Seeing as in a week I probably only open/edit five or six different documents, its very frustraiting to sometimes wait five or more minutes whilst it performs this redundant check.
JT
On Sat, 2007-08-11 at 00:13 +0100, JT wrote:
Actually this has caught me out before, when it says that it is not only doing the check, There is a known bug in Word (that can only be fixed properly with a Per Incident Support Patch or by upgrading to 2007 last time I looked) where if a document is created with a template from a UNC path to a network resource that is no longer available then there will sometimes be a wait whilst that document opens (with the virus scanning message still at the bottom).
I had the problem with a client that would take his laptop home and not always connect to the VPN, documents that opened instantly when he was in the office would then take up to several minutes unless he connected to the VPN first.

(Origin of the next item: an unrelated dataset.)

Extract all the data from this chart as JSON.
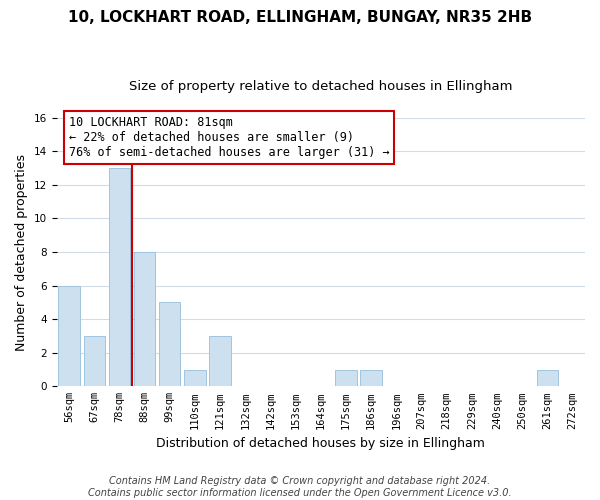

In the end I cheated and made the network templates folder available offline using the offline files synchronisation tools.
I think this is specific to when you have accessed the template file via a UNC path, if it is on a mapped drive that is no longer mapped etc then it is fine..but any unavailable UNC path lookup on windows takes ages as it cycles through the various name lookup mechanisms (presumably just to check to see if the template has been updated or something).
On Fri, 2007-08-10 at 14:08 +0100, James Taylor wrote:
I have Cygwin/X and a few other bits (mainly rsync and ssh stuff) and have not had this problem with AVG Pro and the latest pattern files.
But I probably don't have the libraries you mention.